HER BİRİ ÖDÜLLÜ, HER BİRİ AYRI RENK

Dünyada Uluslararası Sinema Yazarları Federasyonu (FIPRESCI) Ödülü’nü veren tek kadın filmleri festivali olan Uçan Süpürge’nin yarışmalı bölümü “Her Biri Ayrı Renk”te son yılların öne çıkan, ödüllü filmleri yer alacak. Türkiye’den Ceylan Özçelik, Fransa’dan Dominique Martinez ve Almanya’dan Kirsten Liese’den oluşan FIPRESCI Jürisi, Cannes’dan Venedik’e, Locarno’dan Tribeca’ya uluslararası festivallerden ödüllü 13 film arasından birini seçecek. Bu sene yarışmalı bölümde Türkiye’yi iki film temsil edecek. Ulusal ve uluslararası festivallerden pek çok ödül almış olan Pelin Esmer’in ilk kurmaca uzun filmi 11’e 10 Kala (10 to 11, 2009) ile Aslı Özge’nin Türkiye, Almanya ve Hollanda ortak yapımı Köprüdekiler’i (Men on the Bridge, 2009) bol ödüllü Festival yolculuklarına Uçan Süpürge’de devam edecek.
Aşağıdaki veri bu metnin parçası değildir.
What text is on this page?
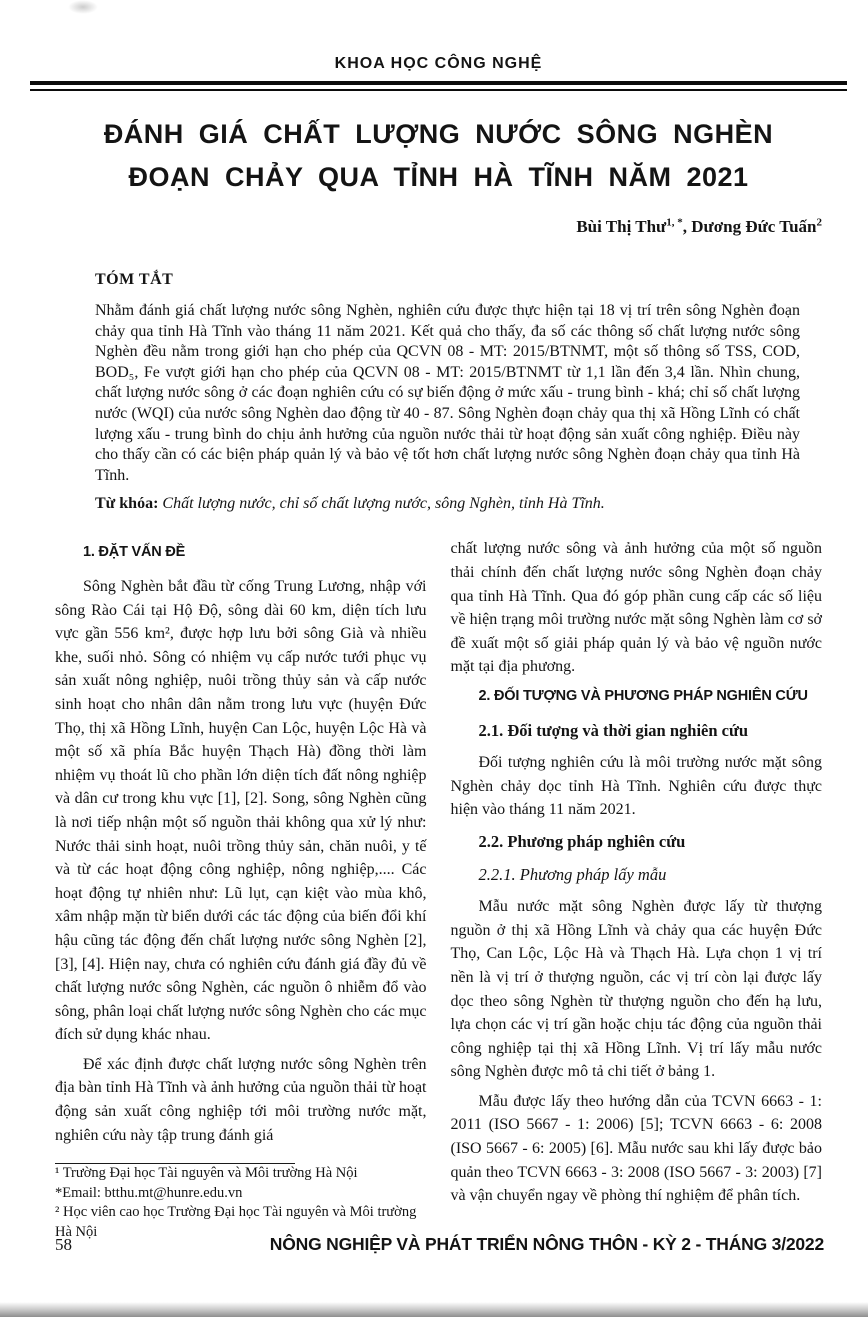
KHOA HỌC CÔNG NGHỆ
ĐÁNH GIÁ CHẤT LƯỢNG NƯỚC SÔNG NGHÈN
ĐOẠN CHẢY QUA TỈNH HÀ TĨNH NĂM 2021
Bùi Thị Thư$^{1, *}$, Dương Đức Tuấn$^2$
TÓM TẮT

Nhằm đánh giá chất lượng nước sông Nghèn, nghiên cứu được thực hiện tại 18 vị trí trên sông Nghèn đoạn chảy qua tỉnh Hà Tĩnh vào tháng 11 năm 2021. Kết quả cho thấy, đa số các thông số chất lượng nước sông Nghèn đều nằm trong giới hạn cho phép của QCVN 08 - MT: 2015/BTNMT, một số thông số TSS, COD, BOD₅, Fe vượt giới hạn cho phép của QCVN 08 - MT: 2015/BTNMT từ 1,1 lần đến 3,4 lần. Nhìn chung, chất lượng nước sông ở các đoạn nghiên cứu có sự biến động ở mức xấu - trung bình - khá; chỉ số chất lượng nước (WQI) của nước sông Nghèn dao động từ 40 - 87. Sông Nghèn đoạn chảy qua thị xã Hồng Lĩnh có chất lượng xấu - trung bình do chịu ảnh hưởng của nguồn nước thải từ hoạt động sản xuất công nghiệp. Điều này cho thấy cần có các biện pháp quản lý và bảo vệ tốt hơn chất lượng nước sông Nghèn đoạn chảy qua tỉnh Hà Tĩnh.

Từ khóa: Chất lượng nước, chỉ số chất lượng nước, sông Nghèn, tỉnh Hà Tĩnh.
1. ĐẶT VẤN ĐỀ

Sông Nghèn bắt đầu từ cống Trung Lương, nhập với sông Rào Cái tại Hộ Độ, sông dài 60 km, diện tích lưu vực gần 556 km², được hợp lưu bởi sông Già và nhiều khe, suối nhỏ. Sông có nhiệm vụ cấp nước tưới phục vụ sản xuất nông nghiệp, nuôi trồng thủy sản và cấp nước sinh hoạt cho nhân dân nằm trong lưu vực (huyện Đức Thọ, thị xã Hồng Lĩnh, huyện Can Lộc, huyện Lộc Hà và một số xã phía Bắc huyện Thạch Hà) đồng thời làm nhiệm vụ thoát lũ cho phần lớn diện tích đất nông nghiệp và dân cư trong khu vực [1], [2]. Song, sông Nghèn cũng là nơi tiếp nhận một số nguồn thải không qua xử lý như: Nước thải sinh hoạt, nuôi trồng thủy sản, chăn nuôi, y tế và từ các hoạt động công nghiệp, nông nghiệp,.... Các hoạt động tự nhiên như: Lũ lụt, cạn kiệt vào mùa khô, xâm nhập mặn từ biển dưới các tác động của biến đổi khí hậu cũng tác động đến chất lượng nước sông Nghèn [2], [3], [4]. Hiện nay, chưa có nghiên cứu đánh giá đầy đủ về chất lượng nước sông Nghèn, các nguồn ô nhiễm đổ vào sông, phân loại chất lượng nước sông Nghèn cho các mục đích sử dụng khác nhau.

Để xác định được chất lượng nước sông Nghèn trên địa bàn tỉnh Hà Tĩnh và ảnh hưởng của nguồn thải từ hoạt động sản xuất công nghiệp tới môi trường nước mặt, nghiên cứu này tập trung đánh giá

¹ Trường Đại học Tài nguyên và Môi trường Hà Nội
*Email: btthu.mt@hunre.edu.vn
² Học viên cao học Trường Đại học Tài nguyên và Môi trường Hà Nội

chất lượng nước sông và ảnh hưởng của một số nguồn thải chính đến chất lượng nước sông Nghèn đoạn chảy qua tỉnh Hà Tĩnh. Qua đó góp phần cung cấp các số liệu về hiện trạng môi trường nước mặt sông Nghèn làm cơ sở đề xuất một số giải pháp quản lý và bảo vệ nguồn nước mặt tại địa phương.

2. ĐỐI TƯỢNG VÀ PHƯƠNG PHÁP NGHIÊN CỨU
2.1. Đối tượng và thời gian nghiên cứu

Đối tượng nghiên cứu là môi trường nước mặt sông Nghèn chảy dọc tỉnh Hà Tĩnh. Nghiên cứu được thực hiện vào tháng 11 năm 2021.

2.2. Phương pháp nghiên cứu
2.2.1. Phương pháp lấy mẫu

Mẫu nước mặt sông Nghèn được lấy từ thượng nguồn ở thị xã Hồng Lĩnh và chảy qua các huyện Đức Thọ, Can Lộc, Lộc Hà và Thạch Hà. Lựa chọn 1 vị trí nền là vị trí ở thượng nguồn, các vị trí còn lại được lấy dọc theo sông Nghèn từ thượng nguồn cho đến hạ lưu, lựa chọn các vị trí gần hoặc chịu tác động của nguồn thải công nghiệp tại thị xã Hồng Lĩnh. Vị trí lấy mẫu nước sông Nghèn được mô tả chi tiết ở bảng 1.

Mẫu được lấy theo hướng dẫn của TCVN 6663 - 1: 2011 (ISO 5667 - 1: 2006) [5]; TCVN 6663 - 6: 2008 (ISO 5667 - 6: 2005) [6]. Mẫu nước sau khi lấy được bảo quản theo TCVN 6663 - 3: 2008 (ISO 5667 - 3: 2003) [7] và vận chuyển ngay về phòng thí nghiệm để phân tích.

58	NÔNG NGHIỆP VÀ PHÁT TRIỂN NÔNG THÔN - KỲ 2 - THÁNG 3/2022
CİNSELLİĞİN SİNEMADAKİ CANLANDIRMASI

Festival’in Retrospektif bölümü canlandırma sinemasının önemli isimlerinden Signe Baumane’ye ayrılmış. En son, geçtiğimiz sene Berlin Film Festivali’nde ‘Birth’ filmiyle yarışan ve sayısız ödüller alan Letonyalı yönetmen Baumane’nin cinselliği dert edinen filmleri Festival’de ücretsiz gösterilecek.

MADE İN EUROPE

Sinema tarihinden filmlere özel bir yer ayıran Festival bu sene Avrupa Birliği’ne üye ülkelerin kadın yönetmenlerini seyirciyle buluşturacak. Avrupa Birliği Dönem Başkanı İspanya’nın Ankara Büyükelçiliği ve Avrupa Birliği Türkiye Delegasyonu’nun desteğiyle gerçekleşecek bu bölümde daha önce Uçan Süpürge’nin programında yer almış ve büyük ilgi görmüş filmlerin yanı sıra Türkiye’ye daha önce uğramamış klasikler gösterilecek. Iciar Bollain’den Lynn Ramsey’e, Ruth Mader’den Dorotha Kedziersazska’ya kendi sinema dilini yaratmış 7 usta kadın yönetmenin filmlerini özleyenler ve ilk kez görecekler için kaçırılmayacak bir fırsat.

PEN EN İYİLERİ SEÇTİ

Festivalin geçtiğimiz sene Sinema Yazarları Derneği’ne (SİYAD) üye kadın yazarlar arasında düzenlediği “En İyisi…” bölümünün bu seneki konuğu PEN Türkiye Merkezi oldu. Merkez’e üye kadın yazarlar arasında yapılan “En sevdiğiniz ‘kadın filmleri’ nedir” konulu soruşturmadan seçilen üç film Festival programında gösterilecek. Bunlardan geçen sene de listenin birincisi olmuş Jane Campion klasiği Piyano’yu (The Piano, 1993) yıllar sonra yeniden sinemada izlemek heyecan verici olacak. Campion, tanımadığı bir erkekle evlenen Ada’nın, dokuz yaşındaki kızı ve piyanosuyla birlikte Yeni Zelanda'ya gelişini ve kocasına karşı en büyük tutkusu olan piyanoyu savunuşunu anlattığı bu filmle, Cannes Film Festivali’nde Altın Palmiye alan ilk kadın yönetmen, Oscar’larda da aday olan ikinci kadın yönetmen olarak sinema tarihine geçmişti.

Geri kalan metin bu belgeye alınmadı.